• Aspectos emocionales de la enfermedad inflamatoria intestinal

    La colitis ulcerosa de Crohn clásicamente ha estado relacionada con los mecanismos denominados psicosomáticos que, entre otras cosas, facilitan la comprensión y manejo del llamado modelo biopsicosocial, más amplio que el biomédico tradicional.

    Si bien no existe suficiente claridad respecto de la existencia de rasgos específicos de personalidad, en cambio se conoce mejor la relación entre estrés y cambios sintomáticos y ha sido mejor documentada, en especial respecto de la enfermedad de Crohn. El estrés de la vida cotidiana, más que los acontecimientos específicos y dramáticos, tendría mayor relevancia en la evolución.
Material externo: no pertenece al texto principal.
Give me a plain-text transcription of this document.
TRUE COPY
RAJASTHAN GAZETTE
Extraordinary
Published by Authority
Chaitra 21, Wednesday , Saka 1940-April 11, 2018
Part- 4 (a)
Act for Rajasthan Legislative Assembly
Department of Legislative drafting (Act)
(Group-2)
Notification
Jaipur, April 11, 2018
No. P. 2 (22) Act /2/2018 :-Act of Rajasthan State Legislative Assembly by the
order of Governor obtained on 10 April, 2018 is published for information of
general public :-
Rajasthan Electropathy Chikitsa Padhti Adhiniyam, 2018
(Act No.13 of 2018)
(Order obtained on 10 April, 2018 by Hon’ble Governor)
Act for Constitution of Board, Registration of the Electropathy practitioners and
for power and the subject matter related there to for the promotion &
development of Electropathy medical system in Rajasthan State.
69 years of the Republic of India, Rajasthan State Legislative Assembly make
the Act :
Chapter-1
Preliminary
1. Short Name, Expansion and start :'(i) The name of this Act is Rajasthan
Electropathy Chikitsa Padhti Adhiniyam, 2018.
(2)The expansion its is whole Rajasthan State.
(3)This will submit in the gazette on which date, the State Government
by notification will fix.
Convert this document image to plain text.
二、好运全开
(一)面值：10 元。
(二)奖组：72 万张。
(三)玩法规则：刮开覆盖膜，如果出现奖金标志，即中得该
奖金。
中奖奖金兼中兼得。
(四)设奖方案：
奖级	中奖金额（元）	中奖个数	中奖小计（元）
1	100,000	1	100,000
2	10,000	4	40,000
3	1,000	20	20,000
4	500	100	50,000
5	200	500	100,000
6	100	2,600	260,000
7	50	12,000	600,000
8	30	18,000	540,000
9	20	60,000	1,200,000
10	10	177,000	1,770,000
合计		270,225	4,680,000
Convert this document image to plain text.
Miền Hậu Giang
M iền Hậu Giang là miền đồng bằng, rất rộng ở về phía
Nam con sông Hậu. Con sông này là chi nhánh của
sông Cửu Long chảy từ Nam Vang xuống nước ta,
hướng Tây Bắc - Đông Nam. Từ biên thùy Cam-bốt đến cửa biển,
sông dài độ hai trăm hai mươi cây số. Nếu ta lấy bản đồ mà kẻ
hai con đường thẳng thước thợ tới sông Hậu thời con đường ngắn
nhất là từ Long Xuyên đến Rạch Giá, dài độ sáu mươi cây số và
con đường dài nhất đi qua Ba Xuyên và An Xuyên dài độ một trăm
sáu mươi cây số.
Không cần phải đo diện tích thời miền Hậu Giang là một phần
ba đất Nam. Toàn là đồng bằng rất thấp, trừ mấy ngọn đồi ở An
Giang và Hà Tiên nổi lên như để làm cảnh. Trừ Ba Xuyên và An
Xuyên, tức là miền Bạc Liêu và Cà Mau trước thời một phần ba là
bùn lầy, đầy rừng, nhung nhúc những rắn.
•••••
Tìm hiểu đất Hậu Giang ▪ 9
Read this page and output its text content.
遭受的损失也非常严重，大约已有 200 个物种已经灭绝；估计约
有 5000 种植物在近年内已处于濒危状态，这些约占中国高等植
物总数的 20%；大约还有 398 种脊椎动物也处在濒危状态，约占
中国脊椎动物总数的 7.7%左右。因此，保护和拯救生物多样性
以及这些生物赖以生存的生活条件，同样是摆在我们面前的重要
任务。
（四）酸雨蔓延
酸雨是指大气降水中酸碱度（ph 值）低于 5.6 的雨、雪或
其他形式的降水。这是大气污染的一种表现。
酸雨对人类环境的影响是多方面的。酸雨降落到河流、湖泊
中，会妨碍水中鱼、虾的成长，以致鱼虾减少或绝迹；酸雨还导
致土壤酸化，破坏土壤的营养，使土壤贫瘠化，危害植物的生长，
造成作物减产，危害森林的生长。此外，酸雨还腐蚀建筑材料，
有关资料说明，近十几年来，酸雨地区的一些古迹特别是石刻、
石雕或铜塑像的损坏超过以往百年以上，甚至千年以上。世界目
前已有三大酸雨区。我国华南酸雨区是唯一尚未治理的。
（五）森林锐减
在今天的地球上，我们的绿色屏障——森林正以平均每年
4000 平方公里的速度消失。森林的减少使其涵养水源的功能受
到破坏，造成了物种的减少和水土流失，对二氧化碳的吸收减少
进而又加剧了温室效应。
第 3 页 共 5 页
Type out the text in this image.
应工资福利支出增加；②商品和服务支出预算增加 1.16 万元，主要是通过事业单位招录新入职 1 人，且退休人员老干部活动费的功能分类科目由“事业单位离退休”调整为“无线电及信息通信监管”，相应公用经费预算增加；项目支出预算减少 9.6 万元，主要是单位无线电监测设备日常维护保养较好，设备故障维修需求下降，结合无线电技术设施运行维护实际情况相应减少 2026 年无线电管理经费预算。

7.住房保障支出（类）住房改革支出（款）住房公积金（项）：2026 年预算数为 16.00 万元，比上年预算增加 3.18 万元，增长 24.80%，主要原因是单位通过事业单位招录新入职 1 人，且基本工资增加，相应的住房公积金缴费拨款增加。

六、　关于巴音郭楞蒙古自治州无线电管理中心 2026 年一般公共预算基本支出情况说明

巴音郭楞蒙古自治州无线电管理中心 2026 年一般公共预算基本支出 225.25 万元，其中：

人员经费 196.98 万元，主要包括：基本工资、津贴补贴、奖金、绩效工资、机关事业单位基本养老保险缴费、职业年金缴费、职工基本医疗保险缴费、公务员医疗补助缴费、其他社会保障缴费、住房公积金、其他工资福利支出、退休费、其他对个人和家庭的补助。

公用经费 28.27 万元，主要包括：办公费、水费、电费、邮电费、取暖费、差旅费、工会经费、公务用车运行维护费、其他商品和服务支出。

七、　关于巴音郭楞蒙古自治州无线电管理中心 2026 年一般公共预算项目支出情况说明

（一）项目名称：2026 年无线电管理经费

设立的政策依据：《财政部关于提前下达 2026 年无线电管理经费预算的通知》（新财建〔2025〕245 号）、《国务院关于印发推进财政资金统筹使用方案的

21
Teóricamente es posible suponer que el estrés ambiental provoca modificaciones en el sistema nervioso y por medio de neurotransmisores y neuro-péptidos, modificaría el sistema inmune y neuroendocrino, que a su vez pueden alterar la mucosa digestiva.

    Varia investigaciones han demostrado la coexistencia de patología psiquiátrica en estas enfermedades digestivas, sobre todo en la enfermedad de Crohn. También se ha visto que los síntomas psiquiátricos afectan de modo adverso la evolución de la enfermedad intestinal, pero también se sabe que la gravedad de esta última se relaciona en forma proporcional con el grado de compromiso funcional de la persona afectada (trabajo, sueño, recreación e interacción social)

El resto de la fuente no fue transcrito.